Je m'avance vers l'Oracle avant de m'asseoir sur la chaise. C'est assez bizarre de voir de nouveau un ordinateur, il n'en reste plus beaucoup depuis la Grande Collision. De plus celui-ci a été amélioré par les Undrental.
J'allume la machine, aussi étonnant que cela puisse paraître, j'ai toujours été doué avec l'informatique. Ce n'est donc pas un petit ordinateur comme celui-ci qui va me faire peur !
Je me mets au travail, je dois avouer que réussir à m'introduire dans le système de l'Oracle n'est pas une mince affaire car il faut aussi craquer les codes, mais après une dure bataille j'arrive finalement à accéder à ses fichiers. Finalement, il n'y avait pas tant de protections en terme de sécurité, ce qui est plutôt surprenant pour quelque chose qui est sensé garder les secrets les plus importants du monde.
Je commence à parcourir ses contenus. Je ne sais pas trop ce que je cherche, je ne sais même pas où se trouve ce que je veux savoir.
Je continue mes recherches quand un dossier du nom de « Grande Collision » attire mon attention.
Je clique dessus et un sommaire apparaît à l'écran et le point qui me saute tout de suite aux yeux est « Origine de la Grande Collision ». Je l'ouvre et un texte s'affiche sur l'écran.
Je commence à lire et ce que je découvre au fur et à mesure de ma lecture me glace le sang. Personne n'a jamais su pourquoi ni comment la faille était apparue. Les Undrental n'ont pas voulu nous donner d'explication et maintenant que je lis ça, je comprends mieux leur choix.
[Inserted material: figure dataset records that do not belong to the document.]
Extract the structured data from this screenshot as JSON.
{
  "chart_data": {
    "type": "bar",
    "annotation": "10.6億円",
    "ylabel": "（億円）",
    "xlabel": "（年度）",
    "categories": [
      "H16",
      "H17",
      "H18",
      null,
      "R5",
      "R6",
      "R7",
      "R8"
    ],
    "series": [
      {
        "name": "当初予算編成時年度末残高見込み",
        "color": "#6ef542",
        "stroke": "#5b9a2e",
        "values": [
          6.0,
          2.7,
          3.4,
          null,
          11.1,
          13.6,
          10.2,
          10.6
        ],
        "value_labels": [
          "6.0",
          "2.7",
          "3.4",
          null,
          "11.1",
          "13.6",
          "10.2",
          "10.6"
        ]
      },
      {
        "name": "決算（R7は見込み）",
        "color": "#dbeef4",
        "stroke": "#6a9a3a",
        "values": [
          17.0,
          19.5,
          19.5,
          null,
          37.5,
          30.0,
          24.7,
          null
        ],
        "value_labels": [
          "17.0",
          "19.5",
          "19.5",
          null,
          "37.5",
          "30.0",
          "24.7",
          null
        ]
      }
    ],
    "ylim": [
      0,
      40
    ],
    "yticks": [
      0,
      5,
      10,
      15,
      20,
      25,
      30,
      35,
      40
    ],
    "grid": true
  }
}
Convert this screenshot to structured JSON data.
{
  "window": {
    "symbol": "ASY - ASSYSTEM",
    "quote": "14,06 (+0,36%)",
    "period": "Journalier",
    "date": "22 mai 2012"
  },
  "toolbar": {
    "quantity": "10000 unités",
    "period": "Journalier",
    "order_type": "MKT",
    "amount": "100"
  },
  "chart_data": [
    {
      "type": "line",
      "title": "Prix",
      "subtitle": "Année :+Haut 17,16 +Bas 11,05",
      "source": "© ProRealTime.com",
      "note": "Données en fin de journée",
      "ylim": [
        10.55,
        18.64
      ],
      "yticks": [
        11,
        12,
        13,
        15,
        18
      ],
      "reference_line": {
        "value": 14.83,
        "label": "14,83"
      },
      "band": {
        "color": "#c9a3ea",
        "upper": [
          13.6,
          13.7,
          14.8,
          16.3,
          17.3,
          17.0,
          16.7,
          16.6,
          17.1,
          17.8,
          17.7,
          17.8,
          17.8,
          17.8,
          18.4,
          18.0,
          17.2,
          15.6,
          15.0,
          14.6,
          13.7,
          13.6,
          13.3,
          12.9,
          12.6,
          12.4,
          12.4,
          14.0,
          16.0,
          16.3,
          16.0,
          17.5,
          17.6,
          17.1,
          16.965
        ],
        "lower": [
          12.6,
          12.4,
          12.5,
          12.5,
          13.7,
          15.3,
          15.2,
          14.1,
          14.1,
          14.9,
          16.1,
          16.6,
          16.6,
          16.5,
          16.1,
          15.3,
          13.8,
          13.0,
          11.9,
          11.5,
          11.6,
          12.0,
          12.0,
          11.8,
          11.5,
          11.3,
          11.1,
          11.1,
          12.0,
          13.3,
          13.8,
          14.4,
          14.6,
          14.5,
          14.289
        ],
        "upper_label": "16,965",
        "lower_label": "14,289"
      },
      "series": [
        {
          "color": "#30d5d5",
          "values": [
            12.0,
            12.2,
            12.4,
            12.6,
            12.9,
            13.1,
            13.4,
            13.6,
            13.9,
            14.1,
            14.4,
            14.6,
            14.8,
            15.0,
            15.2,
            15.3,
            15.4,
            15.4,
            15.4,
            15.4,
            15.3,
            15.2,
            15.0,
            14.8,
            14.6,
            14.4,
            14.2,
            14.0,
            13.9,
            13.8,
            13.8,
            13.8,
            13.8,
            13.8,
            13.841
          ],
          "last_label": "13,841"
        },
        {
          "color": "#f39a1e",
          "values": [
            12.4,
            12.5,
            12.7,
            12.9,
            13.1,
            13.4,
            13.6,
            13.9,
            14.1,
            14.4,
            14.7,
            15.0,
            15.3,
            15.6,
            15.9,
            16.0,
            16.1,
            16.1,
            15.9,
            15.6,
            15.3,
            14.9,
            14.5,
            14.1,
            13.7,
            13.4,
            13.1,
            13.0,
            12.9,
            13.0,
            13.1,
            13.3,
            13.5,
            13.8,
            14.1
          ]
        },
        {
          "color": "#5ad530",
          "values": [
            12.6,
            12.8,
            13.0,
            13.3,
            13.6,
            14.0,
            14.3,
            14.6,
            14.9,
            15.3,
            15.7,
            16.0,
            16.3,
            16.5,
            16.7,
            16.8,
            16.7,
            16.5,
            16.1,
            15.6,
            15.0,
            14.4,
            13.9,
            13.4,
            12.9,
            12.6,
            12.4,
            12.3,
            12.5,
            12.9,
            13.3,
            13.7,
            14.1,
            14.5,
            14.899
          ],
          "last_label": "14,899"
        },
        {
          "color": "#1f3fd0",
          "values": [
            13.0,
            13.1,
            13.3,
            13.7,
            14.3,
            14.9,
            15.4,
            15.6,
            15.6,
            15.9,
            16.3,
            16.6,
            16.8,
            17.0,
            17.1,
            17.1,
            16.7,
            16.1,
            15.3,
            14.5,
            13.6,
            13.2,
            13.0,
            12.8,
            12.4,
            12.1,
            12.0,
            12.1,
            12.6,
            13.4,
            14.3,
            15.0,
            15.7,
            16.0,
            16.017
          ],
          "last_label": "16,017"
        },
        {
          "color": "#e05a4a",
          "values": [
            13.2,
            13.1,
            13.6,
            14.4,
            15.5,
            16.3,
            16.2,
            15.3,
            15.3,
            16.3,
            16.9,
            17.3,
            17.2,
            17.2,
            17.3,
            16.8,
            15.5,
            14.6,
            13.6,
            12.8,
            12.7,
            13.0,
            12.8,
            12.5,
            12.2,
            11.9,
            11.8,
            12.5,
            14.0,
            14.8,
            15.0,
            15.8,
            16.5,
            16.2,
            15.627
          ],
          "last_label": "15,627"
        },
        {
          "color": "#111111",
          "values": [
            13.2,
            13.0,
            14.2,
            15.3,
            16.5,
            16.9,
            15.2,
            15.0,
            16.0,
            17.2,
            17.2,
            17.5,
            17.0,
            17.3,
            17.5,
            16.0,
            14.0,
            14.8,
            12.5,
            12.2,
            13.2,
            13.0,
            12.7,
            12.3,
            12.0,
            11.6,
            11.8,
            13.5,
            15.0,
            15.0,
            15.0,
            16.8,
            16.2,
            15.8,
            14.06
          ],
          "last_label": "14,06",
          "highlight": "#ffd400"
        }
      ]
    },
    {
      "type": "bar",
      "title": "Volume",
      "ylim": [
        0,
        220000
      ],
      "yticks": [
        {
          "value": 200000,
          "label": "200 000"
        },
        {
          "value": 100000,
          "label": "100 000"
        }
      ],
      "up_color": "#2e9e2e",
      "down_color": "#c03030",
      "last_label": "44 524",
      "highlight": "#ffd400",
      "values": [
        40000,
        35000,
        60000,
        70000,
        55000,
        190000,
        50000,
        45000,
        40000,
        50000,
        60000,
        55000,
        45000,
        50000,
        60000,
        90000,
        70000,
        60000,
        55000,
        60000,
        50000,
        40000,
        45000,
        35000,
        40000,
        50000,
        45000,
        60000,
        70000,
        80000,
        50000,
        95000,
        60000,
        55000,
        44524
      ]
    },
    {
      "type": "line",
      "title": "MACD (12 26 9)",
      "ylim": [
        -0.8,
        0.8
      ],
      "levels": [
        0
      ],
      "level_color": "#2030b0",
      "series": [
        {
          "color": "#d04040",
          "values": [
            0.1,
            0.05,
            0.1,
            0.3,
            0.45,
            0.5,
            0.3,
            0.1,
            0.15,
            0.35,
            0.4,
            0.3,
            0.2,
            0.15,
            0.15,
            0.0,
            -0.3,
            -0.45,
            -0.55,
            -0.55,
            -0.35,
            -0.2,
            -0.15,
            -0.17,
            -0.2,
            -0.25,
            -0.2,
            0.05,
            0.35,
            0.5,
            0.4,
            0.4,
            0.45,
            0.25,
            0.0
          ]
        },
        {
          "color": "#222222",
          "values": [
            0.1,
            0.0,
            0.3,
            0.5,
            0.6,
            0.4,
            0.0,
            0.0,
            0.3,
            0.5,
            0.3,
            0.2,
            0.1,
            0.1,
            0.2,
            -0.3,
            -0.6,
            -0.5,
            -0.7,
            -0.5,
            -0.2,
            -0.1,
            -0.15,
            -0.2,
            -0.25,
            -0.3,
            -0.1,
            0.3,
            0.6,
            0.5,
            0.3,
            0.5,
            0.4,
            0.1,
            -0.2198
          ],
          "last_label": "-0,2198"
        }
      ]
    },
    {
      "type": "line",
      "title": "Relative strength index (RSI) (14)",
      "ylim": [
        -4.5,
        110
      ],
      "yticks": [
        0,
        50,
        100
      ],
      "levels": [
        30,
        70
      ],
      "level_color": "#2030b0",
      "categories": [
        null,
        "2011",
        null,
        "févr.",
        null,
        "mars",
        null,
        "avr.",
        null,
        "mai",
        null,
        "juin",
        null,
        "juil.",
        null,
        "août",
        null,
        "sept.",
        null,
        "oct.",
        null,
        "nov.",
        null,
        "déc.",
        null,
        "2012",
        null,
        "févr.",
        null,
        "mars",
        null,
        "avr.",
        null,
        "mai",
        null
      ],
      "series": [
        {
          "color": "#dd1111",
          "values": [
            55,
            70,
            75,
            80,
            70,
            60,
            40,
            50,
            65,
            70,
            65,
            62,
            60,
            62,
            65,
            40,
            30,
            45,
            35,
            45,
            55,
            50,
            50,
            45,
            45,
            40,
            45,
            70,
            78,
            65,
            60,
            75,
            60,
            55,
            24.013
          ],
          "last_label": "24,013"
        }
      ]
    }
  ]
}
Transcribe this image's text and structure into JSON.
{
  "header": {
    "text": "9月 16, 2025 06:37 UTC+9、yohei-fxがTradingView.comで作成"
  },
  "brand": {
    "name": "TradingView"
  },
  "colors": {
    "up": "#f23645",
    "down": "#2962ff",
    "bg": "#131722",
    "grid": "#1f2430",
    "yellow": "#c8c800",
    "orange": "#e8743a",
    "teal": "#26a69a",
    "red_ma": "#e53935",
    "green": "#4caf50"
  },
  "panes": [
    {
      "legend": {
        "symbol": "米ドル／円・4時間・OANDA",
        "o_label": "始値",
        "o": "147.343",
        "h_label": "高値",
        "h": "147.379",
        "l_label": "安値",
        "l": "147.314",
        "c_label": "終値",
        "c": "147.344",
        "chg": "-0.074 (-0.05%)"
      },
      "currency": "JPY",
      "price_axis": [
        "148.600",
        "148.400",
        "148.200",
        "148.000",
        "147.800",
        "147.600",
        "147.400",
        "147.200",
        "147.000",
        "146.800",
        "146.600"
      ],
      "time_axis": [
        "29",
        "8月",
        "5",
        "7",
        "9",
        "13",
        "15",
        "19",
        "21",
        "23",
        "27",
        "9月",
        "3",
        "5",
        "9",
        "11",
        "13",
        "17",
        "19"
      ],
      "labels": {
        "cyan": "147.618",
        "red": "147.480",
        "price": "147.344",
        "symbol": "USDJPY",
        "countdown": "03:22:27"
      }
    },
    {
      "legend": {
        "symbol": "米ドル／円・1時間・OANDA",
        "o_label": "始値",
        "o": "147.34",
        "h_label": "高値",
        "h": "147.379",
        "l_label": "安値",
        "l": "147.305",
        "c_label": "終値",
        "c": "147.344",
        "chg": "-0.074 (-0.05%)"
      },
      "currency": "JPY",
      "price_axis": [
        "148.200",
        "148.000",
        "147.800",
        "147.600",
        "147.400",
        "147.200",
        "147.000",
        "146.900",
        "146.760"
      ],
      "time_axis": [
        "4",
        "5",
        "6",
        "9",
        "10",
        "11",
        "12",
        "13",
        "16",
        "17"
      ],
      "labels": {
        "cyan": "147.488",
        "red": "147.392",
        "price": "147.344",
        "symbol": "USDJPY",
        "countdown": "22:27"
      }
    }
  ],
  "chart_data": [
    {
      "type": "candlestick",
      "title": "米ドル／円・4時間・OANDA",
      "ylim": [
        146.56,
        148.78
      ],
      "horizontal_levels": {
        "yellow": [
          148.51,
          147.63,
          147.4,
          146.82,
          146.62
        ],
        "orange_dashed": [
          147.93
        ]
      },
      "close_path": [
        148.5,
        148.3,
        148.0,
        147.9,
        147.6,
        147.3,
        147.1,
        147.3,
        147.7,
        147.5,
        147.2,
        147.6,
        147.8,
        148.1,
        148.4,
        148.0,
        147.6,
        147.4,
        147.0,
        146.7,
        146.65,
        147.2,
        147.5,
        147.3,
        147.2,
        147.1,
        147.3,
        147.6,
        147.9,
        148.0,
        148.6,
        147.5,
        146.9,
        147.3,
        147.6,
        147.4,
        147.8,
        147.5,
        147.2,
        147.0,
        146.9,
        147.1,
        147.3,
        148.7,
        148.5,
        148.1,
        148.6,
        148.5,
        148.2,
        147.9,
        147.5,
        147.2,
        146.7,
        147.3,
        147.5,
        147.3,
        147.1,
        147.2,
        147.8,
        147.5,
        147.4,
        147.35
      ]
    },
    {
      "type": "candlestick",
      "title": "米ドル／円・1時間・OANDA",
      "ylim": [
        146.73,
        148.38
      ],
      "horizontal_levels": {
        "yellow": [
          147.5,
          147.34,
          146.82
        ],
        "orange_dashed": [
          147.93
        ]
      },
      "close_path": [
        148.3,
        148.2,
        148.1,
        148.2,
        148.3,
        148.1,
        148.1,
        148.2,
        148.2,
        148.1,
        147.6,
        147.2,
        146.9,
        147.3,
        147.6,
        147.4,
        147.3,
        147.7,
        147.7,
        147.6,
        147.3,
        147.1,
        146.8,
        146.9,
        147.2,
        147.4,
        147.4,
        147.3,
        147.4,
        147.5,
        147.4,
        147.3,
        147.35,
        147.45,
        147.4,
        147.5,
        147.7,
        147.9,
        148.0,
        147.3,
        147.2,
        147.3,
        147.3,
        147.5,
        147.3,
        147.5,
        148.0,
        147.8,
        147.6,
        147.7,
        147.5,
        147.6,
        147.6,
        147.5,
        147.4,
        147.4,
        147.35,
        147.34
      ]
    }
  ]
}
Je suis tellement sous le choc par ce que je viens d'apprendre que quand mon ami me secoue, je sursaute avant de lever les yeux vers lui :
- Qu'est-ce qu'il y a ?
- Il y a du mouvement dans le couloir, des martellements qui viennent par ici, on ne devrait pas rester plus longtemps, viens ! me supplie-t-il.
Il m'attrape le bras pour me lever et j'ai juste le temps d'éteindre l'Oracle avant qu'il ne me traîne de force hors de la pièce.
En effet, il y a des bruits de pas qui viennent dans notre direction et nous nous mettons à courir pour ne pas nous faire prendre.
Nous parcourons le chemin en sens inverse à une vitesse vertigineuse.
Ce n'est qu'une fois dans mon lit, en boxer et sous la couette, que je me détends complètement. Nous avons réussi le tour de force de pénétrer dans la salle, de consulter l'oracle, de revenir fissa sans que personne ne nous voit et sans réveiller notre colocataire :
- Adrian, qu'est-ce que tu as pu déchiffrer dans l'Oracle ? Tu avais une tête bizarre.
Je me mords la lèvre, je ne sais pas si je devrais lui raconter ce que j'ai lu. Si cela nous mettait en danger ? Ou bien s'il ne me croyait pas ?
- Rien... C'était rien ne t'en fais pas, tenté-je de mentir lamentablement.
- Ne me prends pas pour un imbécile, je sais que tu me caches quelque chose. Tu peux tout me dire, je serais toujours de ton côté. La preuve, ce soir je t'ai aidé à faire un truc interdit.
Il a raison, c'est mon meilleur ami il me soutiendra toujours !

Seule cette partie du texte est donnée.